Celebrate / The Stationery


Escort Cards Get Creative

Escort cards with high-design set pieces make bold first impressions.

BY September 26, 2022
(Courtesy Anna Lucia Events/KT Merry)

Finding your table at an event used to be as modest as picking up a white, tent-shaped escort card featuring your name and table number. Now, they’re seen as an opportunity to make a captivating first impression. “Escort card displays are the chance to create a ‘wow’ factor,” Carrie Darling, owner and designer of Naples-based Carrie Darling Events, says. “We like to build anticipation.”

Carrie often dreams up 3D escort card walls. Recently, for a golf-pro groom, she fashioned a display wall from white turf with acrylic golf balls touting guests’ names and table numbers. For another event, she created a faux brick-panel wall to match the Italian-inspired architecture at the Mediterra venue, with names printed on individual bricks in fanciful calligraphy. “We added a fabric banner with their monogram along with beautiful growing vines and florals from Tom Trovato,” Carrie says.

Megan Miller, owner of Luster Designs, says the most memorable displays result from collaborations between vendors. She has teamed up with planners, designers and florists to create Instagram-worthy name cards, such as retro, coral-tasseled room keys for a penthouse micro-wedding on Marco Island and a library card catalog that guests flipped through to find their table assignment. “Escort cards have also transitioned into favors and drinks,” she says, pointing to examples of grab-and-go keepsakes, like personalized cutting boards and cocktail shakers.

The pros are getting creative with materials, too. Anna Lucia Richardson, founder, executive planner and designer of Anna Lucia Events, created an escort card wall of tiny, terracotta planters, staked with custom vegan leather tags. Other displays have featured chinoiserie-inspired bud vases, Mexican tiles and bamboo.

Guest name painted onto oyster shell
Script Me Pretty paints guests’ names and table numbers on oyster shells. (Courtesy Script Me Pretty/Austin Trenholm)
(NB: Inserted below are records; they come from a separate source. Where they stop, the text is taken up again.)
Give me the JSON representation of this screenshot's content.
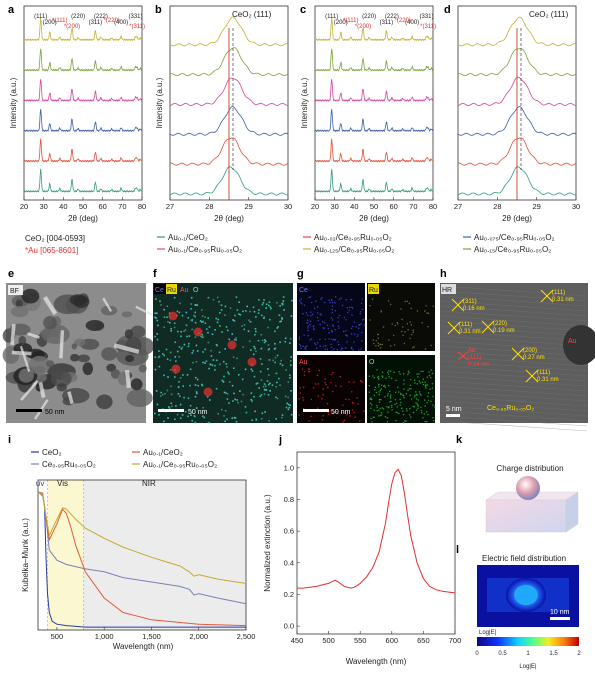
{
  "panel_labels": [
    "a",
    "b",
    "c",
    "d",
    "e",
    "f",
    "g",
    "h",
    "i",
    "j",
    "k",
    "l"
  ],
  "colors": {
    "ceo2": "#3a9a78",
    "au_ceo2": "#e0503a",
    "ru": "#3d5fa8",
    "au_ceru": "#d8449a",
    "teal": "#2e9c8c",
    "olive": "#7ba33a",
    "gold": "#c8b034",
    "red": "#e03030",
    "i_ceo2": "#2a3a9a",
    "i_ceru": "#7a80b8",
    "i_au": "#e05a3a",
    "i_auceru": "#c8a830",
    "j_line": "#e03030",
    "vis_band": "#fbf7d0",
    "nir_band": "#ececec",
    "ref_line": "#c0442a"
  },
  "common": {
    "xlabel_2theta": "2θ (deg)",
    "ylabel_intensity": "Intensity (a.u.)",
    "ceo2_peak": "CeO₂ (111)"
  },
  "panel_a": {
    "ref_black": "CeO₂ [004-0593]",
    "ref_red": "*Au [065-8601]",
    "peaks_black": [
      "(111)",
      "(200)",
      "(220)",
      "(311)",
      "(222)",
      "(400)",
      "(331)"
    ],
    "peaks_red": [
      "(111)",
      "(200)",
      "(220)",
      "(311)"
    ]
  },
  "panel_b": {
    "legend": [
      "Au₀.₁/CeO₂",
      "Au₀.₁/Ce₀.₉₅Ru₀.₀₅O₂"
    ]
  },
  "panel_c": {
    "legend": [
      "Au₀.₀₂/Ce₀.₉₅Ru₀.₀₅O₂",
      "Au₀.₁₂₅/Ce₀.₉₅Ru₀.₀₅O₂"
    ]
  },
  "panel_d": {
    "legend": [
      "Au₀.₀₇₅/Ce₀.₉₅Ru₀.₀₅O₂",
      "Au₀.₁₅/Ce₀.₉₅Ru₀.₀₅O₂"
    ]
  },
  "panel_e": {
    "label": "BF",
    "scale": "50 nm"
  },
  "panel_f": {
    "labels": [
      "Ce",
      "Ru",
      "Au",
      "O"
    ],
    "scale": "50 nm"
  },
  "panel_g": {
    "labels": [
      "Ce",
      "Ru",
      "Au",
      "O"
    ],
    "scale": "50 nm"
  },
  "panel_h": {
    "label": "HR",
    "annotations": [
      {
        "plane": "(311)",
        "d": "0.16 nm"
      },
      {
        "plane": "(111)",
        "d": "0.31 nm"
      },
      {
        "plane": "(220)",
        "d": "0.19 nm"
      },
      {
        "plane": "(111)",
        "d": "0.31 nm"
      },
      {
        "plane": "(200)",
        "d": "0.27 nm"
      },
      {
        "plane": "(111)",
        "d": "0.31 nm"
      }
    ],
    "au_label": "Au",
    "au_plane": "(111)",
    "au_d": "0.24 nm",
    "caption": "Ce₀.₉₅Ru₀.₀₅O₂",
    "scale": "5 nm"
  },
  "panel_i": {
    "legend": [
      "CeO₂",
      "Ce₀.₉₅Ru₀.₀₅O₂",
      "Au₀.₁/CeO₂",
      "Au₀.₁/Ce₀.₉₅Ru₀.₀₅O₂"
    ],
    "uv": "UV",
    "vis": "Vis",
    "nir": "NIR"
  },
  "panel_k": {
    "title": "Charge distribution"
  },
  "panel_l": {
    "title": "Electric field distribution",
    "scale": "10 nm",
    "cb_label": "Log|E|",
    "cb_title": "Log|E|",
    "cb_ticks": [
      "0",
      "0.5",
      "1",
      "1.5",
      "2"
    ]
  },
  "chart_data": [
    {
      "id": "a",
      "type": "line",
      "xlabel": "2θ (deg)",
      "ylabel": "Intensity (a.u.)",
      "xlim": [
        20,
        80
      ],
      "xticks": [
        20,
        30,
        40,
        50,
        60,
        70,
        80
      ],
      "peaks_2theta": [
        28.5,
        33.1,
        38.2,
        44.4,
        47.5,
        56.3,
        59.1,
        64.6,
        69.4,
        76.7,
        77.5,
        79.1
      ],
      "series_colors": [
        "#3a9a78",
        "#e0503a",
        "#3d5fa8",
        "#d8449a",
        "#7ba33a",
        "#c8b034"
      ]
    },
    {
      "id": "b",
      "type": "line",
      "title": "CeO₂ (111)",
      "xlabel": "2θ (deg)",
      "ylabel": "Intensity (a.u.)",
      "xlim": [
        27,
        30
      ],
      "xticks": [
        27,
        28,
        29,
        30
      ],
      "reference_line": 28.5,
      "peak_centers": [
        28.55,
        28.55,
        28.6,
        28.6,
        28.6,
        28.6
      ],
      "series_colors": [
        "#2e9c8c",
        "#e0503a",
        "#3d5fa8",
        "#d8449a",
        "#7ba33a",
        "#c8b034"
      ]
    },
    {
      "id": "c",
      "type": "line",
      "xlabel": "2θ (deg)",
      "ylabel": "Intensity (a.u.)",
      "xlim": [
        20,
        80
      ],
      "xticks": [
        20,
        30,
        40,
        50,
        60,
        70,
        80
      ],
      "peaks_2theta": [
        28.5,
        33.1,
        38.2,
        44.4,
        47.5,
        56.3,
        59.1,
        64.6,
        69.4,
        76.7,
        77.5,
        79.1
      ],
      "series_colors": [
        "#3a9a78",
        "#e0503a",
        "#3d5fa8",
        "#d8449a",
        "#7ba33a",
        "#c8b034"
      ]
    },
    {
      "id": "d",
      "type": "line",
      "title": "CeO₂ (111)",
      "xlabel": "2θ (deg)",
      "xlim": [
        27,
        30
      ],
      "xticks": [
        27,
        28,
        29,
        30
      ],
      "reference_line": 28.5,
      "series_colors": [
        "#2e9c8c",
        "#e0503a",
        "#3d5fa8",
        "#d8449a",
        "#7ba33a",
        "#c8b034"
      ]
    },
    {
      "id": "i",
      "type": "line",
      "xlabel": "Wavelength (nm)",
      "ylabel": "Kubelka–Munk (a.u.)",
      "xlim": [
        300,
        2500
      ],
      "xticks": [
        500,
        1000,
        1500,
        2000,
        2500
      ],
      "bands": [
        {
          "name": "UV",
          "from": 300,
          "to": 400
        },
        {
          "name": "Vis",
          "from": 400,
          "to": 780
        },
        {
          "name": "NIR",
          "from": 780,
          "to": 2500
        }
      ],
      "series": [
        {
          "name": "CeO₂",
          "color": "#2a3a9a",
          "x": [
            300,
            350,
            370,
            385,
            400,
            420,
            450,
            500,
            600,
            800,
            1000,
            1500,
            2000,
            2500
          ],
          "y": [
            0.95,
            0.93,
            0.85,
            0.5,
            0.25,
            0.12,
            0.06,
            0.04,
            0.03,
            0.02,
            0.02,
            0.02,
            0.02,
            0.02
          ]
        },
        {
          "name": "Ce₀.₉₅Ru₀.₀₅O₂",
          "color": "#7a80b8",
          "x": [
            300,
            350,
            380,
            420,
            500,
            600,
            800,
            1000,
            1200,
            1500,
            1800,
            1900,
            1950,
            2000,
            2200,
            2500
          ],
          "y": [
            0.95,
            0.92,
            0.8,
            0.55,
            0.48,
            0.45,
            0.42,
            0.4,
            0.36,
            0.33,
            0.3,
            0.28,
            0.24,
            0.25,
            0.22,
            0.18
          ]
        },
        {
          "name": "Au₀.₁/CeO₂",
          "color": "#e05a3a",
          "x": [
            300,
            350,
            380,
            420,
            500,
            560,
            600,
            650,
            700,
            800,
            1000,
            1200,
            1500,
            2000,
            2500
          ],
          "y": [
            0.95,
            0.94,
            0.8,
            0.62,
            0.73,
            0.83,
            0.8,
            0.7,
            0.58,
            0.4,
            0.22,
            0.12,
            0.07,
            0.04,
            0.03
          ]
        },
        {
          "name": "Au₀.₁/Ce₀.₉₅Ru₀.₀₅O₂",
          "color": "#c8a830",
          "x": [
            300,
            350,
            380,
            420,
            500,
            560,
            600,
            700,
            800,
            1000,
            1200,
            1500,
            1800,
            1900,
            1950,
            2000,
            2200,
            2400,
            2500
          ],
          "y": [
            0.95,
            0.93,
            0.8,
            0.65,
            0.76,
            0.84,
            0.83,
            0.76,
            0.7,
            0.63,
            0.57,
            0.5,
            0.44,
            0.4,
            0.37,
            0.38,
            0.35,
            0.33,
            0.32
          ]
        }
      ]
    },
    {
      "id": "j",
      "type": "line",
      "xlabel": "Wavelength (nm)",
      "ylabel": "Normalized extinction (a.u.)",
      "xlim": [
        450,
        700
      ],
      "ylim": [
        -0.05,
        1.1
      ],
      "xticks": [
        450,
        500,
        550,
        600,
        650,
        700
      ],
      "yticks": [
        0.0,
        0.2,
        0.4,
        0.6,
        0.8,
        1.0
      ],
      "series": [
        {
          "name": "",
          "color": "#e03030",
          "x": [
            450,
            460,
            470,
            480,
            490,
            500,
            505,
            510,
            515,
            520,
            525,
            530,
            535,
            540,
            545,
            550,
            560,
            570,
            580,
            590,
            595,
            600,
            605,
            610,
            615,
            620,
            625,
            630,
            640,
            650,
            660,
            670,
            680,
            690,
            700
          ],
          "y": [
            0.24,
            0.24,
            0.245,
            0.25,
            0.26,
            0.27,
            0.28,
            0.29,
            0.28,
            0.265,
            0.25,
            0.245,
            0.24,
            0.245,
            0.255,
            0.27,
            0.31,
            0.37,
            0.47,
            0.65,
            0.78,
            0.9,
            0.97,
            0.99,
            0.95,
            0.84,
            0.7,
            0.57,
            0.4,
            0.3,
            0.25,
            0.23,
            0.22,
            0.215,
            0.21
          ]
        }
      ]
    }
  ]
}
Calligrapher Lorena Gillispie of Fort Myers’ Script Me Pretty admits her imagination is constantly stretched. “I thrive on doing things that haven’t been done before. I have a lot of flexibility because I do most projects by hand,” Lorena says. She’s impressed guests with everything from handpainted watercolor oyster shells to pink Himalayan salt shot glasses that revealed the table number at the bottom of the glass: “Anything we can write on is doable.”